Powell is "one of the world's most loyal soldiers and feels we will overcome these problems," Wilkerson said.
Colin Powell's right-hand man has launched a blistering attack on the White House, describing President George W Bush as "cowboyish", his secretary of state Condoleezza Rice as "extremely weak" and American foreign policy as "courting disaster".

The attack came from Col Larry Wilkerson, who for four years was Mr Powell's chief of staff at the state department during the first Bush administration.

In a sometimes savagely phrased speech at a Washington think-tank, the former US marine said that the Bush team had so damaged the country's foreign policy machine that he was "not sure that the state department even exists any more".

The result was that America's relations with the world had taken a pounding. Asked about the efforts by Mr Bush's key aide Karen Hughes to sell America to the Muslim world he said: "It's hard to sell shit." In remarks quoted by the Washington Post, Col Wilkerson said: "If you're unilaterally declaring Kyoto dead, if you're declaring the Geneva Conventions not operative, if you're doing a host of things that the world doesn't agree with you on and you're doing it blatantly and in their face, without grace, then you've got to pay the consequences."


The speech lifted the lid on the disagreements that were hinted at but rarely admitted for most of the first Bush term.

Mr Powell was known to feel that he was cut out of foreign policy-making by the vice-president, Dick Cheney, and the defence secretary, Donald Rumsfeld.

Col Wilkerson said that had damaged America's foreign policy. "What I saw was a cabal," he said. Bypassing the state department, America had "courted disaster in Iraq, in North Korea, in Iran".

He added: "You've got a president who is not versed in international relations and not too much interested in them either."
The tragedy is that not many people spoke up sooner about this run-amuk "cabal" and that Powell let his loyalty to Bush destroy his highly regarded reputation.

The full transcript of Wilkerson's damning remarks as well as commentary can be found at "The Washington Note" here.

2 Comments:

At 10/22/2005 7:00 AM, Blogger Dave Barrett said...

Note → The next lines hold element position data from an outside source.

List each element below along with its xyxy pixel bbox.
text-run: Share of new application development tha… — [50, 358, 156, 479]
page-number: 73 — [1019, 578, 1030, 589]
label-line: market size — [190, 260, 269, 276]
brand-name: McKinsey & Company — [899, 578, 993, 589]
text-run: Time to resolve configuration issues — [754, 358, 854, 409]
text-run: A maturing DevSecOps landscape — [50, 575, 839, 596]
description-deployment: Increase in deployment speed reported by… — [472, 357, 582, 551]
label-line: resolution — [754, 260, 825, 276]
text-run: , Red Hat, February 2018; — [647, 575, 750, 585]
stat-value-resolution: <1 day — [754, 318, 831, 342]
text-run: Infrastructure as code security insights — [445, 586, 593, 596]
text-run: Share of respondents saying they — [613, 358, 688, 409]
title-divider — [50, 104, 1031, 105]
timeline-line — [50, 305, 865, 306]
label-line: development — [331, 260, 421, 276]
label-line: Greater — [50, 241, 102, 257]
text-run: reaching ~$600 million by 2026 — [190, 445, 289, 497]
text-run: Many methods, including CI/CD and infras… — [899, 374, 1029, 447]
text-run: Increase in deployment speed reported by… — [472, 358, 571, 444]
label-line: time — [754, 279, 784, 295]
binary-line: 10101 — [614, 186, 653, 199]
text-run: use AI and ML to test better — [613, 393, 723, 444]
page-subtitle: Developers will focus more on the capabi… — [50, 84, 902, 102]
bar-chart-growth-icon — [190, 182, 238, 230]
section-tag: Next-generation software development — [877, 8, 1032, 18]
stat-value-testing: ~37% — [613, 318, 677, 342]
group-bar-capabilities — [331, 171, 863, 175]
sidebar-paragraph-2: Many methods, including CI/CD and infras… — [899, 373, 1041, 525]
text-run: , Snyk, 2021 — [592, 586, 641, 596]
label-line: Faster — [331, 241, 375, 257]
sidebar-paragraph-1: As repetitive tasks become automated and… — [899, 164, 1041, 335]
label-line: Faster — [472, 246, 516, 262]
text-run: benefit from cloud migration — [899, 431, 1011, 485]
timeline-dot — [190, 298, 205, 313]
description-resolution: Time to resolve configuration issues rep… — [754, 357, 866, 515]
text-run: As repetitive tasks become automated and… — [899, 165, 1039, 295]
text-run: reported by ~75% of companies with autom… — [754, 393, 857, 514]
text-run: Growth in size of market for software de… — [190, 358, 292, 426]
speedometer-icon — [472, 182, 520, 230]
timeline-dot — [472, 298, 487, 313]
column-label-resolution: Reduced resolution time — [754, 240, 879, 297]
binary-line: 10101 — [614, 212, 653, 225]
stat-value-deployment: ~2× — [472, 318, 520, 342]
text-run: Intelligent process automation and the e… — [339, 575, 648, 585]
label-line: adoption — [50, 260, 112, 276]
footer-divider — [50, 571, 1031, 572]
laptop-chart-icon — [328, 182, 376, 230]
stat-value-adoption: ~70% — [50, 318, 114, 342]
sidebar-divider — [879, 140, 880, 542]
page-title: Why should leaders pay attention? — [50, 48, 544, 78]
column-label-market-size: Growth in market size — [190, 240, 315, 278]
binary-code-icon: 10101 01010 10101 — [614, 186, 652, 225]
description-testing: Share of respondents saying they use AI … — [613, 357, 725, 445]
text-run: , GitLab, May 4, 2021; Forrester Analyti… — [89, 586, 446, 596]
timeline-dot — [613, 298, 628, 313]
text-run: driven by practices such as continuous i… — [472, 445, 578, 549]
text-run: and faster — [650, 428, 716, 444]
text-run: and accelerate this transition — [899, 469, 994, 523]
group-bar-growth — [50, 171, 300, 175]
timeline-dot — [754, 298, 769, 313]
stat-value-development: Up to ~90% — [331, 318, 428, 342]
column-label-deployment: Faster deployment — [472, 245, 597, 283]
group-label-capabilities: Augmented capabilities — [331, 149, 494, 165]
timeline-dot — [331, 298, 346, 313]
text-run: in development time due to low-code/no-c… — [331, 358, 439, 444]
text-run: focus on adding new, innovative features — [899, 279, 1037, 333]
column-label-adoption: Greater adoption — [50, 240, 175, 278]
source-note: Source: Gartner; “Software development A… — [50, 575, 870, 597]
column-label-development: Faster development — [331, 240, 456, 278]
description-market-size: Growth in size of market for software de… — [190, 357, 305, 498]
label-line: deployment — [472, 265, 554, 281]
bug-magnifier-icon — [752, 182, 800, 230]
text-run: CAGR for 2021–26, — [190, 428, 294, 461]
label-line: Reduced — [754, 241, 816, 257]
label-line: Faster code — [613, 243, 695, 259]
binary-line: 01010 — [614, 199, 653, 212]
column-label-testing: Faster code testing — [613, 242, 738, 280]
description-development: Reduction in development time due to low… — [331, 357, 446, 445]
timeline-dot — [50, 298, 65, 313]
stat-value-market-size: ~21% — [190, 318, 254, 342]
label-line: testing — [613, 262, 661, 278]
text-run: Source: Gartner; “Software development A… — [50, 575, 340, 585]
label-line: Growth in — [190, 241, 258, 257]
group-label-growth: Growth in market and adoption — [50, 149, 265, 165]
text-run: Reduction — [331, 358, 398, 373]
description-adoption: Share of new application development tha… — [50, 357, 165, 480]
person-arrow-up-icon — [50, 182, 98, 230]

What is amazing to me is that Bush was reelected because a significant percentage of the voters felt that in an increasingly unsafe world he would protect them. Only after the botched response to Katrina are they now seeing how wrong they were.
You might think that after seeing how flawed their process of decision making was they would be rethinking all their basic assumptions and possibly adopting a completely different political outlook. Unfortunately, I see no evidence that people are making any fundamental change to how they see the world and society and relationship to the world and their place in and responsibility to society and each other. Without making such changes they are sure to continue making flawed judgements and decisions that they will later regret - such as their decision to twice vote for Bush in order to be safe and then discover that he has dismantled all the institutions that had been protected them.

 
At 10/22/2005 10:38 PM, Blogger The Inside Dope said...

It's a testiment to the massive lavishly funded myth-making machinery brought to bear by the right. It's scale is unprecidented, including many think tanks which churn out "experts" who in turn generate press with their books, papers, etc., and they're sure to make certain that they get booked on cable shows, etc. This gets their far-out ideas to appear legitimate.

There's thousands of AM radio mouthpieces who literally get their daily instructions directly from the RNC and White House.

The right has spend hundreds of millions of dollars to literally create their own parallel media, and in so doing, have caused the traditional media to be perverted and distorted. By spending even more millions to promote the utterly false "liberal bias" myth in people's minds, they've succeeded in intimidating the traditional press into being artificially tilted to the right.

It's nothing short of a massive, coordinated attemtpt to simply brainwash the public using state of the art PR and advertising techniques.

The American public has truly be "sold" a product. We can only hope that they're deciding to return it as defective.